1.4 Diante disso, a Consulente explica que haveria interesse da citada
empresa em adquirir os produtos que produz para uso no preparo das refeições,
como também de outros estabelecimentos comerciais e ainda, dos servidores do
Campus. A forma de arrecadação seria a Guia de Recolhimento da União (GRU),
dada a sua natureza jurídica.
1.5 Por fim, relatou que teria realizado uma visita a uma Agência da Receita
Estadual para obter informação no que se refere ao comércio desses produtos sem
a emissão da Nota Fiscal.
1.6 Ante o exposto, questiona se esse procedimento poderia ser adotado
também no caso de comercialização dos produtos para pessoas físicas e jurídicas
interessadas na aquisição de tais mercadorias.
É o relatório.
2. APRECIAÇÃO
2.1 Preliminarmente, constata-se que foram preenchidos os requisitos dos
artigos 842 e 845 do RICMS/ES, aprovado pelo Decreto nº 1.090-R, de 25/10/2002,
motivo pelo qual a presente consulta tem caráter consultivo.

2.2 Sobre o tema, vale dizer que a Constituição Federal, no artigo 150, VI, “a”,
veda que os entes federativos instituam impostos sobre patrimônio, renda ou
serviços uns dos outros.
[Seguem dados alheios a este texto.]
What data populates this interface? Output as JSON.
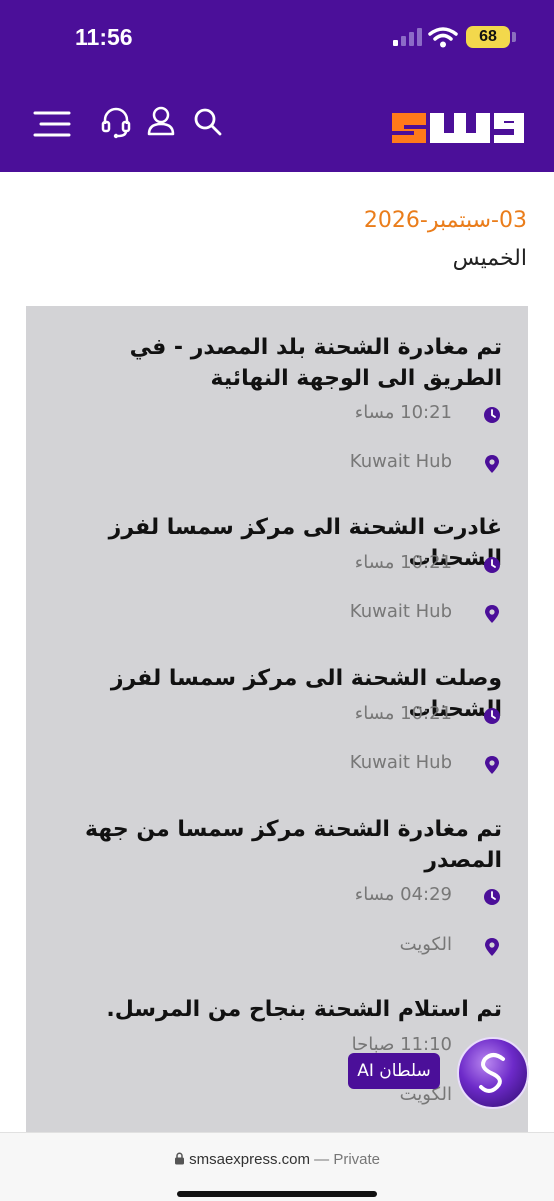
{
  "status_bar": {
    "time": "11:56",
    "battery": "68"
  },
  "header": {
    "brand_text": "سمسا",
    "icons": [
      "menu-icon",
      "headset-icon",
      "user-icon",
      "search-icon"
    ],
    "accent": "#4b0f99",
    "logo_orange": "#ff7a1a"
  },
  "timeline": {
    "date": "03-سبتمبر-2026",
    "day": "الخميس",
    "events": [
      {
        "title": "تم مغادرة الشحنة بلد المصدر - في الطريق الى الوجهة النهائية",
        "time": "10:21 مساء",
        "location": "Kuwait Hub"
      },
      {
        "title": "غادرت الشحنة الى مركز سمسا لفرز الشحنات",
        "time": "10:21 مساء",
        "location": "Kuwait Hub"
      },
      {
        "title": "وصلت الشحنة الى مركز سمسا لفرز الشحنات",
        "time": "10:21 مساء",
        "location": "Kuwait Hub"
      },
      {
        "title": "تم مغادرة الشحنة مركز سمسا من جهة المصدر",
        "time": "04:29 مساء",
        "location": "الكويت"
      },
      {
        "title": "تم استلام الشحنة بنجاح من المرسل.",
        "time": "11:10 صباحا",
        "location": "الكويت"
      }
    ]
  },
  "assistant": {
    "label": "سلطان AI"
  },
  "browser": {
    "domain": "smsaexpress.com",
    "separator": "—",
    "mode": "Private"
  }
}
Complementando esse dispositivo, o §2º dispõe que essa
imunidade é extensiva às autarquias e às fundações instituídas e mantidas pelo
Poder Público, no que se refere ao patrimônio, à renda e aos serviços, vinculados a
suas finalidades essenciais ou às delas decorrentes. Em arremate, o §3º assevera
que essa imunidade não se aplica ao patrimônio, à renda e aos serviços,
relacionados com exploração de atividades econômicas regidas pelas normas
aplicáveis a empreendimentos privados, ou em que haja contraprestação ou
pagamento de preços ou tarifas pelo usuário, nem exonera o promitente comprador
da obrigação de pagar imposto relativamente ao bem imóvel.
2.3 Nesse cenário, essa regulação constitucional busca proteger o pacto
federativo, afastando a cobrança de impostos entre seus entes integrantes, o que
permite o funcionamento normal das atividades do serviço público, ao mesmo tempo
em que resguarda a ordem econômica, que deve ter a participação do Estado
apenas de forma excepcional (art. 170 da CF), sem imunidades ou outras vantagens
que desequilibrariam a livre concorrência.
2.4 No caso em tela, trata-se de uma autarquia federal que produz diversos
alimentos como consequência da sua atividade fim (educação, pesquisa e extensão)
e deseja comercializá-los, revertendo os recursos para o funcionamento normal de
suas atividades. Assim, a partir do relato da Consulente, trata-se de um caso de
imunidade de impostos, nos termos do artigo 150, VI, “a” e §1º da Constituição
Federal. Alerte-se, porém, que caso se constate que essa produção tenha
ultrapassado os limites da atividade fim da autarquia, configurando atividade
econômica disfarçada, então, incidirá o artigo 150, §3º, da Constituição e não haverá
que se falar em imunidade no caso concreto.
2.5 Destarte, considerando que a circulação dos produtos da Consulente
possui imunidade, não é necessário o recolhimento de ICMS aos cofres do Estado
do Espírito Santo, estando exonerada de cumprimento da obrigação principal.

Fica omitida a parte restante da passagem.